Per entrare davvero sottopelle al lettore, facendolo uscire dai soliti schemi attraverso cui viene abitualmente narrato il fenomeno migratorio, l’autrice ha scelto di mettergli davanti agli occhi l’esperienza concreta di tante donne arrivate nel nostro Paese negli ultimi decenni, filtrata attraverso il suo sguardo: quello di una donna che per anni ha collaborato con il Centro di prima accoglienza di Castelnuovo di Porto, in provincia di Roma, insegnando la lingua italiana.
È una scelta non casuale quella di insistere su protagoniste femminili, dal momento che spesso si trovano in una situazione di duplice debolezza, maltrattate sia dal Paese in cui cercano rifugio, etichettate in base alla loro provenienza, sia dalle famiglie cui si ricongiungono, vittime di una mentalità̀ patriarcale di cui non sempre è facile liberarsi.

Ogni passo del libro sembra una liberazione da pregiudizi e limitazioni, una dimostrazione esatta di come la donna, storicamente relegata a un ruolo domestico, possa imprimere il proprio segno in ogni ambito della società̀: così la cinese Hu Lanbo diventa imprenditrice e scrittrice di successo; la colombiana Margarita inizia a lavorare per il celebre stilista Valentino per poi aprire un proprio atelier, senza mai dimenticare il proprio ruolo di madre e protettrice; la moldava Silvia costruisce un ponte immaginario tra l’Italia e il suo Paese d’origine per offrire cure e sostegno a chi ha bisogno di protesi artificiali. E viene provato, man mano che si procede nella lettura, quanto sia impossibile parlare di migranti come di un insieme indistinto. Esistono i singoli migranti, ognuno con le proprie motivazioni a condurlo lontano da casa. C’è chi arriva per semplice curiosità̀ o amore per l’Italia, come la camerunense Nadege, e chi non sarebbe mai voluta venire nella nostra penisola, come l’indiana Ambili, che poi deciderà di trapiantare la sua Bollywood a Roma. Ci sono storie di accoglienza positiva (e per fortuna non sono casi isolati) o di accoglienza promessa e poi negata da chi lucra sulla pelle di chi si trova in condizione di debolezza.

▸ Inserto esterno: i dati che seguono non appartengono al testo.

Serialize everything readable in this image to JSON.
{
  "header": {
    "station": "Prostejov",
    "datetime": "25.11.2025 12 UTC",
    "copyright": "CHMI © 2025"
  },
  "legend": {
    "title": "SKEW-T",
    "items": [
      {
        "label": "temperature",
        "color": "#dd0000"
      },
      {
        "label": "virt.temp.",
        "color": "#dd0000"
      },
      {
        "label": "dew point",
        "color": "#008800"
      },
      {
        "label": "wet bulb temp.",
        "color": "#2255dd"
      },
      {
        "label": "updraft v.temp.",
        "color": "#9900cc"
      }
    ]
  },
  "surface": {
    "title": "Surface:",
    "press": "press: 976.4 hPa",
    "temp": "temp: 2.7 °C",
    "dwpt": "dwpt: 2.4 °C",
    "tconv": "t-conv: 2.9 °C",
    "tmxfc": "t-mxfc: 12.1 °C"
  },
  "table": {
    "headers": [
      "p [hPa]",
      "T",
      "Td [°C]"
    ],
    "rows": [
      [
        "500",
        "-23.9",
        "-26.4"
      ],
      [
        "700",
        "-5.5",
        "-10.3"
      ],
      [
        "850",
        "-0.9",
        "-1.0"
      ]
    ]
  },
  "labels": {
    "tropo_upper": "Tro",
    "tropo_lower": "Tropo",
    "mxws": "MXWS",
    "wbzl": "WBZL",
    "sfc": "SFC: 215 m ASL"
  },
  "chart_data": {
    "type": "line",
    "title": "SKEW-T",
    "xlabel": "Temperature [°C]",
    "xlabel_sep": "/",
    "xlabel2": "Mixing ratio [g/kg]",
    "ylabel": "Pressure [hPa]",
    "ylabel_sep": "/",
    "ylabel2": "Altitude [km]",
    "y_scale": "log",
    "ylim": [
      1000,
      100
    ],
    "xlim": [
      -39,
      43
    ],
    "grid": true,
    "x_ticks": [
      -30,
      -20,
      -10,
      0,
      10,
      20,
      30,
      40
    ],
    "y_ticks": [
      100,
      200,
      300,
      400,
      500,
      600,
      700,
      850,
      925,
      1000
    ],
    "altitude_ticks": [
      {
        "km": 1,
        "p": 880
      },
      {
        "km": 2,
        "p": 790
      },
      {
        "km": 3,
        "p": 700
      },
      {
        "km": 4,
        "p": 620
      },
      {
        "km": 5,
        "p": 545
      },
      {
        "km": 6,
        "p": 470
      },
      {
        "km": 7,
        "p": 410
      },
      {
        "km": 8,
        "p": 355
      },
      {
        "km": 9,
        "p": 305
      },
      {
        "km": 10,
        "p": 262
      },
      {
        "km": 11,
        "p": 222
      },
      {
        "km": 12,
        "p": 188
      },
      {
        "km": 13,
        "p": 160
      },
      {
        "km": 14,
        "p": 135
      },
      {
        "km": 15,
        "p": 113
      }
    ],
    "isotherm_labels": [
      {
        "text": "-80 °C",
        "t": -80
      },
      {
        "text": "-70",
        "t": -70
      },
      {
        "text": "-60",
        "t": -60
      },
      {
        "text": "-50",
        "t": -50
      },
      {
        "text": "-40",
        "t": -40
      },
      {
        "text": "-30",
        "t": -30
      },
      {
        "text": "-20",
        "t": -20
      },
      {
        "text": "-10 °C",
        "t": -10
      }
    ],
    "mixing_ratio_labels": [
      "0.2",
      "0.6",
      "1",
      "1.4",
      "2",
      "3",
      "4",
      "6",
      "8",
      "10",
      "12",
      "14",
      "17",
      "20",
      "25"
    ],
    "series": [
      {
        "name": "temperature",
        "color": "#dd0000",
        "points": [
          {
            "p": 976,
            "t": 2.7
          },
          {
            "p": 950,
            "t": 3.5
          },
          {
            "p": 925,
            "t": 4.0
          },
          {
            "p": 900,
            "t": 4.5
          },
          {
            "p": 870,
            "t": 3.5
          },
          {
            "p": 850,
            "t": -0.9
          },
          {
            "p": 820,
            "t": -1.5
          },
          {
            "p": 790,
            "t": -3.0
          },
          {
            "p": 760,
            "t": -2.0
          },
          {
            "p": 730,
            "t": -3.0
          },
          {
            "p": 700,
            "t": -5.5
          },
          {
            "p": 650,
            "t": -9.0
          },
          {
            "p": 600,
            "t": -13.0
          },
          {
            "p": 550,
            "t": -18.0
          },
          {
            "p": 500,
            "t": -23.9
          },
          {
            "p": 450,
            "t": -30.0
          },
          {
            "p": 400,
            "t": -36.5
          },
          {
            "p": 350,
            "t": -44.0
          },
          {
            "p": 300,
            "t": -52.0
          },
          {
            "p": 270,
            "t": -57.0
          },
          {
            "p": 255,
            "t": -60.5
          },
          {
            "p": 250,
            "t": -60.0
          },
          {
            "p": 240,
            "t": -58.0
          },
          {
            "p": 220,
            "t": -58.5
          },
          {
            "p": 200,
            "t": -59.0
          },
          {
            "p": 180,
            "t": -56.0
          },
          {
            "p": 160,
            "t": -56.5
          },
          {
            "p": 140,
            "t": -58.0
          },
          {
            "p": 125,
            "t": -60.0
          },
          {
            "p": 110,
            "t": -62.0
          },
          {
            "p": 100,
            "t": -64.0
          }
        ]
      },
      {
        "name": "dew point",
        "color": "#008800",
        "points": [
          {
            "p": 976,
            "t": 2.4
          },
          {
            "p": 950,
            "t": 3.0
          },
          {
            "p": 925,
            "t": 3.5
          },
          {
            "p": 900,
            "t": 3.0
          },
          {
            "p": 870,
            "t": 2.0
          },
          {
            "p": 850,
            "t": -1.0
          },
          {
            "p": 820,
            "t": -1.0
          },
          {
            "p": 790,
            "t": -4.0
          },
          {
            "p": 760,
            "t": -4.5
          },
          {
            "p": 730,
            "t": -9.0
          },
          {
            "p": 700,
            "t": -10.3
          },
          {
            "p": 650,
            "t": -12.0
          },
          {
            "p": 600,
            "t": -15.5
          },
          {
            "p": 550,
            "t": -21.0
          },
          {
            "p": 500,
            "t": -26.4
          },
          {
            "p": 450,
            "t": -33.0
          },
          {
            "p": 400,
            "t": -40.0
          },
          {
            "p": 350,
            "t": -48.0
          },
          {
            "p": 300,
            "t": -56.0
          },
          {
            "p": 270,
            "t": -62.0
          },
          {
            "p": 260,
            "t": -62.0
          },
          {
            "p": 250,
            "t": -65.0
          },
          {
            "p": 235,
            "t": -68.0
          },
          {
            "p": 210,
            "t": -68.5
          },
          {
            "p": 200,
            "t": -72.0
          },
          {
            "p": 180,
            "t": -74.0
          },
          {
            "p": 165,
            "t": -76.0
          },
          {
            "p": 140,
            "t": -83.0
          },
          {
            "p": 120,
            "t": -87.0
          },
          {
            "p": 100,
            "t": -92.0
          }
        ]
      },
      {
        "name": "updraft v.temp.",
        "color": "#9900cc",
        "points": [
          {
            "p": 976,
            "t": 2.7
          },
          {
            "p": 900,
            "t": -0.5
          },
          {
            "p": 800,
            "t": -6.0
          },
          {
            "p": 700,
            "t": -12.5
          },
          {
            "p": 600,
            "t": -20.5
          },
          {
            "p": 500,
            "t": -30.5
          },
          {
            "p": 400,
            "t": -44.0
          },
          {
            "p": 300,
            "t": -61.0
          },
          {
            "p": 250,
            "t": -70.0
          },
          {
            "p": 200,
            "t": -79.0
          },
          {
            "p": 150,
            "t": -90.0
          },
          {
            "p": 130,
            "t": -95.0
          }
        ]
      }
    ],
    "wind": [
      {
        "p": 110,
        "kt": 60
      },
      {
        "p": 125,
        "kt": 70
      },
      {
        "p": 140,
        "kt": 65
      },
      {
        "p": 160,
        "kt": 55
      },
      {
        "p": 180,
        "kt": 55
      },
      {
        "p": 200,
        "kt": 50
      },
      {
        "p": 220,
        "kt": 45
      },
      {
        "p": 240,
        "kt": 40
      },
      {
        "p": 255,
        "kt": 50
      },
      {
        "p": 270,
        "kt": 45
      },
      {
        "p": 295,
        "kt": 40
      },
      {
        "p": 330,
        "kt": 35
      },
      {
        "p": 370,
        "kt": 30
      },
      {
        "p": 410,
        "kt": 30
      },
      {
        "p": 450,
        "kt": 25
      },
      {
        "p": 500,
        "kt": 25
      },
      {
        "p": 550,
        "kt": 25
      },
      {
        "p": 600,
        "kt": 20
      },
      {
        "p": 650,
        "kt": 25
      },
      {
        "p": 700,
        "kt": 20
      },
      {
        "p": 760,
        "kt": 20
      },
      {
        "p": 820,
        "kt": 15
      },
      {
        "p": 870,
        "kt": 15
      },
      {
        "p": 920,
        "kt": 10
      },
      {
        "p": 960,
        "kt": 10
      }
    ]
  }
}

È il caso della moldava Maria Oglinda, alla quale l’autrice sceglie di lasciare una narrazione in prima persona per far arrivare questa storia di sfruttamento e inganno come un pugno nello stomaco del lettore.

Un libro da leggere per riuscire a mettere a fuoco un argomento così delicato senza cadere in estremismi da stadio o in ragionamenti astratti, per ricordare che dietro ogni possibile analisi ci sono i volti di tanti uomini o, come in questo caso, di tante donne. Di tanti esseri umani, come noi.